Musician Hopkins decides to bolt. He leads his group from the freezer and finds a makeshift ramp across a fence where people are hopping over.
A police officer sweating and screaming takes off toward the shooting and shouts for them to go the other way, away from the festival area.
“We start running … and there’s a body, a body, a body and then there’s another body and this time the guy is shot in the stomach and his friends are there pumping on his chest trying to resuscitate him and one of the girls starts to panic,” he says.
She wants to call her father.
At last the shooting stops. Roughly 10 minutes that seemed like an eternity.
The police change tactics — as long as there isn’t active firing they can take a little time. They know which room the shooter is in, but not what is there. They gather a team to force their way in to what could be an explosive booby trap.
“Breach! Breach! Breach!” and the thick hotel door is forced open. It’s a little over an hour after the gunfire stopped.
Inside, a corpse of a man lies on the gray striped carpet, apparently killed by his own hand. He is surrounded by his arsenal, bullet casings everywhere.
On the neon-lit streets below, the danger does not feel like it’s over.

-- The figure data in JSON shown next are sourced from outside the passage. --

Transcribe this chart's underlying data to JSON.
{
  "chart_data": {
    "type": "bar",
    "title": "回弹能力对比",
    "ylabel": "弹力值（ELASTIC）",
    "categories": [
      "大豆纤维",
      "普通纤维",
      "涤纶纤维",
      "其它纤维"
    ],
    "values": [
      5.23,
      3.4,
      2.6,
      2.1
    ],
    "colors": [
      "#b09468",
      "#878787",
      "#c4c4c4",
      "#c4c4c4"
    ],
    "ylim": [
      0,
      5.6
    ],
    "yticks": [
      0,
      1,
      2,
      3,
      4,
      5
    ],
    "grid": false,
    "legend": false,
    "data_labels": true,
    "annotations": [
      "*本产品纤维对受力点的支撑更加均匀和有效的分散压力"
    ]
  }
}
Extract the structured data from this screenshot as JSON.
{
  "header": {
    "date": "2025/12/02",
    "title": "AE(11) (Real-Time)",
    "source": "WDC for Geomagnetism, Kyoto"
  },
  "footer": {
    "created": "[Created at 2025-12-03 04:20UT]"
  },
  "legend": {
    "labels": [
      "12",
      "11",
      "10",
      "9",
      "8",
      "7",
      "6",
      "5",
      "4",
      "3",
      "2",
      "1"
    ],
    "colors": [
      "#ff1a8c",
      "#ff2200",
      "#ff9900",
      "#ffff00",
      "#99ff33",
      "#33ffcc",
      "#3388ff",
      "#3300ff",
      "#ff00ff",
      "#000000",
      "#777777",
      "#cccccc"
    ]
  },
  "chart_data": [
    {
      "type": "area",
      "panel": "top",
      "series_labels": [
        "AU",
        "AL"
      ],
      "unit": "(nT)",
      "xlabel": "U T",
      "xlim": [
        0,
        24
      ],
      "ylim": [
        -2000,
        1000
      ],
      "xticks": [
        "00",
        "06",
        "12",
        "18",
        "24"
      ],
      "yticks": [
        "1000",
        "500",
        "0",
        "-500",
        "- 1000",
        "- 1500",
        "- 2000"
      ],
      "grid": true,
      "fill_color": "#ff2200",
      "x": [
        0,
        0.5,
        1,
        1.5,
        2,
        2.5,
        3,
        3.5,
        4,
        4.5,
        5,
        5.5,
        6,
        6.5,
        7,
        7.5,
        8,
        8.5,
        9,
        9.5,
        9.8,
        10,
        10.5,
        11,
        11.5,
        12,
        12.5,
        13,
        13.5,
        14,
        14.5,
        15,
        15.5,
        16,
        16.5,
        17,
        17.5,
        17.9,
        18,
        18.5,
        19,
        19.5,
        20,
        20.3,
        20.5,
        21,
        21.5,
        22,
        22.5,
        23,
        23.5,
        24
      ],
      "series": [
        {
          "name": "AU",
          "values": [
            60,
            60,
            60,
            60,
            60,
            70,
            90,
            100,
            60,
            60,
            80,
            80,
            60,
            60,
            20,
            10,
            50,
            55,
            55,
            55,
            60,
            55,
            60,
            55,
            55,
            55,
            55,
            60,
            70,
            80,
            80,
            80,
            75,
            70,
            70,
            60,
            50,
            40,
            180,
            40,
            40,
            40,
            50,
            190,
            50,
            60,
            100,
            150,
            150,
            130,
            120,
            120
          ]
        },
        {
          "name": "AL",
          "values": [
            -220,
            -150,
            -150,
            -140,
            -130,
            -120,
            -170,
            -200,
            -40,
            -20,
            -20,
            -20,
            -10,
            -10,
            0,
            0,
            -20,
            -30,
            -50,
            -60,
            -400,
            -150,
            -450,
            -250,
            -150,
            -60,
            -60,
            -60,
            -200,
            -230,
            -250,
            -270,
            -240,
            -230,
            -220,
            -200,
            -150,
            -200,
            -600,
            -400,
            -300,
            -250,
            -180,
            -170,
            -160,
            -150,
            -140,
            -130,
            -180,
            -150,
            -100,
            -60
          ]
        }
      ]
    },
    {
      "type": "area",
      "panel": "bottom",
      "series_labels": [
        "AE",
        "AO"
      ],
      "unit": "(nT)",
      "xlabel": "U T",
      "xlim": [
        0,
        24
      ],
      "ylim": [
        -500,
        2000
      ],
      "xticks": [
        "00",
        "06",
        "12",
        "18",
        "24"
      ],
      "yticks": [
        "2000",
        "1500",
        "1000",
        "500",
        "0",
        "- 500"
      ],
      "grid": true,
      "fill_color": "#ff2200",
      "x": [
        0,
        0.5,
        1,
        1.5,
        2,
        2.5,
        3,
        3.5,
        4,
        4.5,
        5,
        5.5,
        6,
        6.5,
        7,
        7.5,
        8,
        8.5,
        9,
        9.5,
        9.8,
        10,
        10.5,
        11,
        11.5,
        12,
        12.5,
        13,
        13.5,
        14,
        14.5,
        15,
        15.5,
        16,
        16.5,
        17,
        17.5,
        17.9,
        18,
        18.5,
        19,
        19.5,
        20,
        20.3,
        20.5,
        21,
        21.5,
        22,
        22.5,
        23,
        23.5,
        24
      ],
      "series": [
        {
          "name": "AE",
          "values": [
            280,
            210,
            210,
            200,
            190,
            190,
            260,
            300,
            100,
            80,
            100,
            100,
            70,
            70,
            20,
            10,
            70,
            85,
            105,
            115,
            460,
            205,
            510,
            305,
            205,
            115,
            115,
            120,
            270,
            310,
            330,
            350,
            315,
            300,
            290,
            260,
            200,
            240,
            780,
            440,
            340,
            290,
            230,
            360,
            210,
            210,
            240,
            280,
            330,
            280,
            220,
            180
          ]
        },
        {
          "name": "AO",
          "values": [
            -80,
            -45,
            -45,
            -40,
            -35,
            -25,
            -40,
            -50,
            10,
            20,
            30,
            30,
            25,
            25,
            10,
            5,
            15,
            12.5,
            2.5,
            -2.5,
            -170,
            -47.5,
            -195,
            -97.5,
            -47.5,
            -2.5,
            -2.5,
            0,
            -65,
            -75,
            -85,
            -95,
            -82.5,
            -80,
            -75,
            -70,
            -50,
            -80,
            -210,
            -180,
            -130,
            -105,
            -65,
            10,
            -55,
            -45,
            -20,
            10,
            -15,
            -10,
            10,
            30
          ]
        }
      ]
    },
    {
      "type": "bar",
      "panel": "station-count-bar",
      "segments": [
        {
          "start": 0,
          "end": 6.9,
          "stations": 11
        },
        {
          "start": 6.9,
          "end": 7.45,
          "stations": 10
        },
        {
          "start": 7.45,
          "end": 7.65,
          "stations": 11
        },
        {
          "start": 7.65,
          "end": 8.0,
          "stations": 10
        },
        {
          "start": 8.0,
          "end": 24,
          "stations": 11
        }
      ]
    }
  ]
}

“Did you hear that there’s car bombs?”
“Shooter!” someone shouts inside the Hooters Casino Hotel where people are seeking refuge.
That starts a stampede, and Hopkins — still with the couple of dozen people he sheltered with in that freezer — leads them again, this time to the kitchen where they lock themselves in.
Nowhere feels safe. People are lost, separated from their families and minutes turn into hours.
Gooze is told it’s time to leave the body she’s been sitting with for hours.
But there are reunions, too.
Brothers-in-law Bowdien Derby and Madison Viray finally connect on the phone and meet up at the Tropicana, then move to the Hooters hotel. There’s an area for wounded victims and firefighter Viray goes to help.
After 25 minutes, Hopkins comes out of the kitchen to a scene that is surreal in its normalcy. “People are gambling and sitting around drinking,” Hopkins says.
He’s confused and exhausted. He makes it home about 4 a.m. and plugs in his phone, which had died, and sees messages from friends. He posts on Facebook that he’s OK.
Caren Mansholt and Rusty Dees make it to the Cosmopolitan, where they are staying. They watch some news of the massacre, but it’s too much.
They are among the thousands who saw such hell. They are also among the thousands that saw and performed such heroics to help friends and strangers alike.
They think they should try to sleep, but they’re worried the nightmare isn’t over. They go to bed wearing tennis shoes.
“We were fully dressed ready to escape again.”